La soirée se termine sur les divagations de Pascal sous la tente. Il assaille William régulièrement et le sort à chaque fois de son endormissement. Heureusement il est aussi fatigué et fini par
s'écrouler. Il n'entendra même pas son téléphone qui sonne à répétition sous son oreille.


Comme d'habitude, avec Pascal, nous sommes les premiers debout.
Pour les autres, le réveil est différent.
Flash brutal pour William alors que Dédé profite d'un P'tit déj. au lit ! ! !
Dimanche, en fin de matinée, nous chargeons les motos et partons vers notre premier arrêt tout proche. En effet Dédé et William semble connaître une bonne adresse pour nous restaurer. Nous
stoppons donc à Verrières au "Comme chez soi" - Place du champ de foire - qui s'avère effectivement fournir une excellente prestation. Fidèles à nos habitudes, nous ne tardons pas à prodiguer une
certaine ambiance et nous ne repartirons que vers 2 heures après moult échanges facétieux avec le patron et le cuisinier.
Après un plein à Poitiers, je reprends la tête mais Dédé, prenant soin de sa monture, nous entraîne à suivre un train assez calme. Au bout d'une trentaine de kilomètres William craque, me double
et s'éloigne. Pascal me double à son tour et me fait signe de le suivre. Rapidement, le phare de Dédé devient invisible. Après quelques kilomètres à des vitesses inavouables, William s'arrête et
propose un café. Il s'explique. D'une part, l'allure réduite l'endormait et d'autre part, le manque de vitesse ne permettait pas le refroidissement de sa selle que les pots d'échappement frôlent
de près.
Dédé s'arrête à son tour et nous propose de partir devant. En fait nous ne le retrouverons plus car nous emprunterons des routes différentes.
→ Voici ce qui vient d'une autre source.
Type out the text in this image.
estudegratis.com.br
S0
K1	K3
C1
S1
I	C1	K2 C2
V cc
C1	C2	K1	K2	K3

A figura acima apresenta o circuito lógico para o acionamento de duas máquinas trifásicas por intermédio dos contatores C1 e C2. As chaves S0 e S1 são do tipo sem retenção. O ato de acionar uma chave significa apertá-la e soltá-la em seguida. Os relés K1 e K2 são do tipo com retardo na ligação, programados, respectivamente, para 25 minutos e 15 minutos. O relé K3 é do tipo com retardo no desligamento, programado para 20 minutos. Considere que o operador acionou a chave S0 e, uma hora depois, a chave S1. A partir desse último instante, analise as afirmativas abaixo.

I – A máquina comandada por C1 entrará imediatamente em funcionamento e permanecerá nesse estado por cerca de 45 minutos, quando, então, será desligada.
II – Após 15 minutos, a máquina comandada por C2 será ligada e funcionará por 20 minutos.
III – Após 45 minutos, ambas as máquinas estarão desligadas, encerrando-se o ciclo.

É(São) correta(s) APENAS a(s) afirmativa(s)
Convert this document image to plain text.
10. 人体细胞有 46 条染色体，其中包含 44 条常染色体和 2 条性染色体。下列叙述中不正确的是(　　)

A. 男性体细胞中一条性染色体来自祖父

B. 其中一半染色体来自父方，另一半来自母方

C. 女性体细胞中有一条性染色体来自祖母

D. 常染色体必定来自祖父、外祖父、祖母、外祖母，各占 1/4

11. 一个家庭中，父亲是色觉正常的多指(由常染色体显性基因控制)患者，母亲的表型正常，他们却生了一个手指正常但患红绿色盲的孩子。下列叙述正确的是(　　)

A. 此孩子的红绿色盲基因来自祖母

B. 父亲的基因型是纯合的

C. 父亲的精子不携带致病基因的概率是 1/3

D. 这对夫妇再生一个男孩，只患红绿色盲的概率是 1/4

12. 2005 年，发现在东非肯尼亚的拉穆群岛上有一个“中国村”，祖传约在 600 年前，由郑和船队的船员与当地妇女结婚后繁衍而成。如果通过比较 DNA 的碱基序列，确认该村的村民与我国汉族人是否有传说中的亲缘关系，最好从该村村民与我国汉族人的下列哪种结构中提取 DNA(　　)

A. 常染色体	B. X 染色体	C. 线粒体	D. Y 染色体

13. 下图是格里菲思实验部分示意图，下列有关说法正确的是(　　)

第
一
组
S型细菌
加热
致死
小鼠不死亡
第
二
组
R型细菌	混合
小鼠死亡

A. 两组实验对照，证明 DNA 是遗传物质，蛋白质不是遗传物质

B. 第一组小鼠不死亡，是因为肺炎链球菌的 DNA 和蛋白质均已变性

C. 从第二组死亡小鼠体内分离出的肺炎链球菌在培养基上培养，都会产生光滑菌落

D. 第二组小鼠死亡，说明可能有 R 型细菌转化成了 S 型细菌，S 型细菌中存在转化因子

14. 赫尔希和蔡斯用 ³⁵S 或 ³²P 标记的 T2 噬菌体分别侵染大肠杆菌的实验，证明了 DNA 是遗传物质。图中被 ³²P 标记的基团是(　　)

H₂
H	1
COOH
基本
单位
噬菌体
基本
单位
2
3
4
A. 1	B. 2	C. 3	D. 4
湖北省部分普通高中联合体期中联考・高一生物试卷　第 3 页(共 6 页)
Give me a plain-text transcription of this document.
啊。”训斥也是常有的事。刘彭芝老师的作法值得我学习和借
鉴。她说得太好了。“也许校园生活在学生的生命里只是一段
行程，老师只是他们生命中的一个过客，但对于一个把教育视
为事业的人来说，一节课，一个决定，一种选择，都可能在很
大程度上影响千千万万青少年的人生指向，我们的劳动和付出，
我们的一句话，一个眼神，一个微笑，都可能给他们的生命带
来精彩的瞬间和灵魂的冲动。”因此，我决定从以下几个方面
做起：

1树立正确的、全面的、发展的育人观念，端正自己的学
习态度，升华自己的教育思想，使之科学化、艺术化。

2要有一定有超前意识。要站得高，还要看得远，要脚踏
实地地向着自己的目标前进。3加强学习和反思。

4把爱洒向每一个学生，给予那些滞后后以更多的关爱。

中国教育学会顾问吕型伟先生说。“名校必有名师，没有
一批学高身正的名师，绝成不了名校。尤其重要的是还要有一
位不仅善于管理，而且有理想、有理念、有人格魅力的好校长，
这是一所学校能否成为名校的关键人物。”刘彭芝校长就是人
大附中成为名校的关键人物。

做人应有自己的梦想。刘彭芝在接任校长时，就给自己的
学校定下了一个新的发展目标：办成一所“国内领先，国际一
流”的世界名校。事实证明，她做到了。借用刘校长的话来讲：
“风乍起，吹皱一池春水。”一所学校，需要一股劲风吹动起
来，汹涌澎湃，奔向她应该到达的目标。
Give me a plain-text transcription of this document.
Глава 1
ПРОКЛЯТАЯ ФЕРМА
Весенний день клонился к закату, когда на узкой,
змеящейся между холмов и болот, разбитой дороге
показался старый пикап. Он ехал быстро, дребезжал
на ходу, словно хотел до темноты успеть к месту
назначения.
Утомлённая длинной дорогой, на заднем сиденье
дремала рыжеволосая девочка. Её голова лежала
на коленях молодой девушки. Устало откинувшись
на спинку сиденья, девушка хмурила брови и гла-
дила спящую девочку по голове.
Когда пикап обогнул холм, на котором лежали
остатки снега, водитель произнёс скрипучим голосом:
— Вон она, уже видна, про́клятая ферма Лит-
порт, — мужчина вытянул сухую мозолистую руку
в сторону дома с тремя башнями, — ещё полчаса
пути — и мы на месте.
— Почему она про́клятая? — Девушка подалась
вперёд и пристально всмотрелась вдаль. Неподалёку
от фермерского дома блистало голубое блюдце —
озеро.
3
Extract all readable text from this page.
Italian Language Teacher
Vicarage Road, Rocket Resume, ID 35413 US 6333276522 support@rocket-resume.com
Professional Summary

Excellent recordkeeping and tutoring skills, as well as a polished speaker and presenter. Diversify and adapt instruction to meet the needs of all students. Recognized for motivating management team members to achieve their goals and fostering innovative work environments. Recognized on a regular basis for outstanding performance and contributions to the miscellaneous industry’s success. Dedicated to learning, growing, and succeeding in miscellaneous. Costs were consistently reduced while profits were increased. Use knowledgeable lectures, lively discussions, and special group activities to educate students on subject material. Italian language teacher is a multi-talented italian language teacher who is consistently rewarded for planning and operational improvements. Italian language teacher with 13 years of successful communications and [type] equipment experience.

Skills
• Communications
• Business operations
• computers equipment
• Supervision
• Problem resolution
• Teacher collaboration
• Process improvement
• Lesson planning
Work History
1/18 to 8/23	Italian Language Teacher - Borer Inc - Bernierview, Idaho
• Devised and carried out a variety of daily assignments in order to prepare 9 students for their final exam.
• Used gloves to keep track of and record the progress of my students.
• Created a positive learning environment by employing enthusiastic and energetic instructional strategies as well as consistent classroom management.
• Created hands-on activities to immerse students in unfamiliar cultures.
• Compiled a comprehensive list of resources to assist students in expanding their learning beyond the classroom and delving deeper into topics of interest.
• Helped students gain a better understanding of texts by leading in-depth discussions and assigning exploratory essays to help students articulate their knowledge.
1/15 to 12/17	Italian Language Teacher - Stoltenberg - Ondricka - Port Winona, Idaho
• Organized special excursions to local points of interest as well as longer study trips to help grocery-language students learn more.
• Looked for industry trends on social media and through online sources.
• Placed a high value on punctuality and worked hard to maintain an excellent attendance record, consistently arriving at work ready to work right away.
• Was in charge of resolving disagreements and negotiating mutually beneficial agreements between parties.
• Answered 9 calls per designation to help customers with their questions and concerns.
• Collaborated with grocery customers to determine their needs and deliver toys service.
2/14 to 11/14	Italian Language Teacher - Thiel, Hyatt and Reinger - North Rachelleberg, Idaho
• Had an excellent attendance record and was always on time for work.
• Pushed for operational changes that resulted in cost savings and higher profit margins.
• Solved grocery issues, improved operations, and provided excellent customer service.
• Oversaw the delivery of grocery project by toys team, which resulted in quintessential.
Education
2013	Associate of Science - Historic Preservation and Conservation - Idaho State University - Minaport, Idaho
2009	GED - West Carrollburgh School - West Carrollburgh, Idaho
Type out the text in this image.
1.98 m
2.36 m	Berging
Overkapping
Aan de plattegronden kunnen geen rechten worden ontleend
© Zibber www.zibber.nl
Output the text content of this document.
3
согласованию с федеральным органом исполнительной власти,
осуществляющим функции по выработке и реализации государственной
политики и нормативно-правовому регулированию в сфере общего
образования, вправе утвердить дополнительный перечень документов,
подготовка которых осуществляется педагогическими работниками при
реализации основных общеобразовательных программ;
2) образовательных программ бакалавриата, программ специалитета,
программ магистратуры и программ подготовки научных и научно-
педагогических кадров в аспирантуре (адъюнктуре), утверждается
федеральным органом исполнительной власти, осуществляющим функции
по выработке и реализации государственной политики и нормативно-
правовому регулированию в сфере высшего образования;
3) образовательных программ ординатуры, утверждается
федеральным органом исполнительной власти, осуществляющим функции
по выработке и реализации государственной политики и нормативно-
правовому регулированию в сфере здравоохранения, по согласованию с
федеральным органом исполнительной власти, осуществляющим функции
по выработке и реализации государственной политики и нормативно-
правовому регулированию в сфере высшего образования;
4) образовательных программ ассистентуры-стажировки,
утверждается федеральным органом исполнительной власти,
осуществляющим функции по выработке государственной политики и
Nous quittons William à Ploërmel et arrivons chez Pascal vers 19 h 00, fatigué mais satisfait de ce week-end.
Un grand bravo à l'équipe organisatrice de ce "TROFEO ROSSO". De magnifiques machines, de la bonne humeur, de nombreux contacts passionnants (notamment un septuagénaire,
Philippe, impressionnant de vitalité, de fougue, de passion et de gentillesse) et une météo superbe (mais là c'est la chance ! ! !).
Quelques secondes du rugissement des 4 cylindres de la MV !
Encore merci à vous tous pour ce sympathique week-end.
PS. Un extrait des nombreuses vues réalisées est disponible ci-contre, en haut de page, dans la galerie photos (crédit Bruno ALTAZIN). Beaucoup d'Italiennes, bien sûr, surtout des anciennes, en statique ou sur piste.